満員御礼札止め
近頃は、自分の店でのライヴもお客が入るようになってきた。一時期は20人も入れば御の字であったのに、今では、立ち見など出て、ライヴによっては満員御礼札止めになることもある。嬉しいことである。勿論、我々の力では無く、周りの演者の人気や集客力の賜物であるが、何にせよ、沢山の人の前で漫才が出来ることは有り難い。
ただ、素直に喜べぬ自分もいて、なぜなら、満員御礼札止めによる障害も確かに存在するからだ。まず、ゆったりと見ることが出来ない、ということ。満員御礼札止めのときは、座席もみちみちの寿司詰めに置いてあるため、隣席のお客と肩をぶつけながら、足を踏み踏まれながら、見ることになる。隣が臭気漂うゾンビ吐息野郎ならば最悪である。また、後方立ち見での観覧は、棒立ち状態のため身動き取れず、足に乳酸が溜まるため、負担も大きい。そんな調子では笑うこともままならず、鼻を止めて、足を震わせて、一刻も早くライヴが終わることを祈るしか無いだろう。まるで本末転倒である。

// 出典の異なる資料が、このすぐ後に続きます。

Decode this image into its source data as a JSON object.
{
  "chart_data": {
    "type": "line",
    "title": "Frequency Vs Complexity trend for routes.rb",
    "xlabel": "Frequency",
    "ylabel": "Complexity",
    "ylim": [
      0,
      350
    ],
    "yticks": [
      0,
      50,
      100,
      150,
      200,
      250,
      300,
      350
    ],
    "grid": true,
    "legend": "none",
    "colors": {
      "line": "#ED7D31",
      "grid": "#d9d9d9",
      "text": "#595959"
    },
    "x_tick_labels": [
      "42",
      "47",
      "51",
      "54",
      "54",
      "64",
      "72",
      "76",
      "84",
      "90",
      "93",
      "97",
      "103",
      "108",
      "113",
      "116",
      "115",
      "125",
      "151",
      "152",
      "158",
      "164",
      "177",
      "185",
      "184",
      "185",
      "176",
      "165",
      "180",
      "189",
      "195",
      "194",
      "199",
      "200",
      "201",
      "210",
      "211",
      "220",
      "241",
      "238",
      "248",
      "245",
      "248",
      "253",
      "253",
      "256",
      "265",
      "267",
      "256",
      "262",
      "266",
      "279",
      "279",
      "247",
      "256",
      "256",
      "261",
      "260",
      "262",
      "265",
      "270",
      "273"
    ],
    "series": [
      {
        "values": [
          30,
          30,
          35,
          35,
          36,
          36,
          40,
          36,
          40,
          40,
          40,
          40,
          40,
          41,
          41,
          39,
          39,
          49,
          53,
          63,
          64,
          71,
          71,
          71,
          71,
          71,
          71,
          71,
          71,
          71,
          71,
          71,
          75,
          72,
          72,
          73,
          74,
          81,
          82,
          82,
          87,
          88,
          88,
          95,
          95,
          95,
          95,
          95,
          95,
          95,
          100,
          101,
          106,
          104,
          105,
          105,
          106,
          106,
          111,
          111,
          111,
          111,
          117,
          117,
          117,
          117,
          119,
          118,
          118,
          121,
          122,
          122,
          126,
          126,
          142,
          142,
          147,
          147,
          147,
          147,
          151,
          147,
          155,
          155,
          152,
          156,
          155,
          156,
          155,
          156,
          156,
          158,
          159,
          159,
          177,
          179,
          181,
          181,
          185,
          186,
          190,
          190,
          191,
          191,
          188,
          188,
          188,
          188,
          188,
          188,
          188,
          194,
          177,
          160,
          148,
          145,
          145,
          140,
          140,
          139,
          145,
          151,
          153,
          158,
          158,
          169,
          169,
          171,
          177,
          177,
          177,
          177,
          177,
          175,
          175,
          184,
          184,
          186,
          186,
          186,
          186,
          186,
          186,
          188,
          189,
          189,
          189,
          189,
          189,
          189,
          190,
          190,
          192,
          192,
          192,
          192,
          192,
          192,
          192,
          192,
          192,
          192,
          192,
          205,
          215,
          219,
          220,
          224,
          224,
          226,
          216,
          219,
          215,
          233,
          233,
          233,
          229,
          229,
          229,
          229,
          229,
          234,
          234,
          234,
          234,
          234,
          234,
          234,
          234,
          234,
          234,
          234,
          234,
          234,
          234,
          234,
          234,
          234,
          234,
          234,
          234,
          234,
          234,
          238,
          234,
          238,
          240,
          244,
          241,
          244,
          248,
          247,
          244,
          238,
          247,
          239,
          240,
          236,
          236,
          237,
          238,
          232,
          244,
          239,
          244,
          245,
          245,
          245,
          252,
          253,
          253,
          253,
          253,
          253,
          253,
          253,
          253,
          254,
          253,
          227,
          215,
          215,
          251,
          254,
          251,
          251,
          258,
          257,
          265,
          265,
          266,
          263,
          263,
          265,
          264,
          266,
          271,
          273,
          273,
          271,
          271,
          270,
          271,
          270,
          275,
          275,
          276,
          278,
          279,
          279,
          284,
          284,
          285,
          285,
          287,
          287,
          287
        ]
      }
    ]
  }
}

もうひとつの難点は、新規のお客がふらっと入り辛い、ということ。満員電車にわざわざ乗りたいと思う人がいないのと同じで、空席が無ければ、なかなか入って来れない。そもそも、大して告知もせずに予約完売になるライヴもあるため、そのライヴのことを知る余地すら無い。結果、馴染みのお客や知り合いで満員御礼札止めとなり、新しい人まで巻き込んでいくことが、難しくなる。
狭い店で座席も限られているため、こればかりは仕方が無い。いつも申し訳無く思う。それに、毎回のように来てくれるお客がいるなんて、夢のような話ではないか。とっくに潰れていてもおかしくないような小汚い場所に、沢山の人が集まってくる。馴染みのお客たちは、立ち見だろうと、何も文句を言わない優しい人ばかり。観覧マナーも良く、吐息も無臭の人ばかりである。そして、演者は常に目の前のお客を強烈に笑かして破裂させてやろうと、それだけを考えている。ひとときの共鳴は、記録には残らず、記憶にだけ残る。素晴らしいことではないか。
冷静に考えると、こんな状態がいつまでも続くわけも無い。そのうちに一人ずつ死んでいく。だから、あまり気にせず楽しもうと思う。これからも、大切な存在を守りつつ、新しい風が吹くような場所になるように、そうしたライヴが出来るように、地味に続けていきます。
何もいりません。舞台に来てください。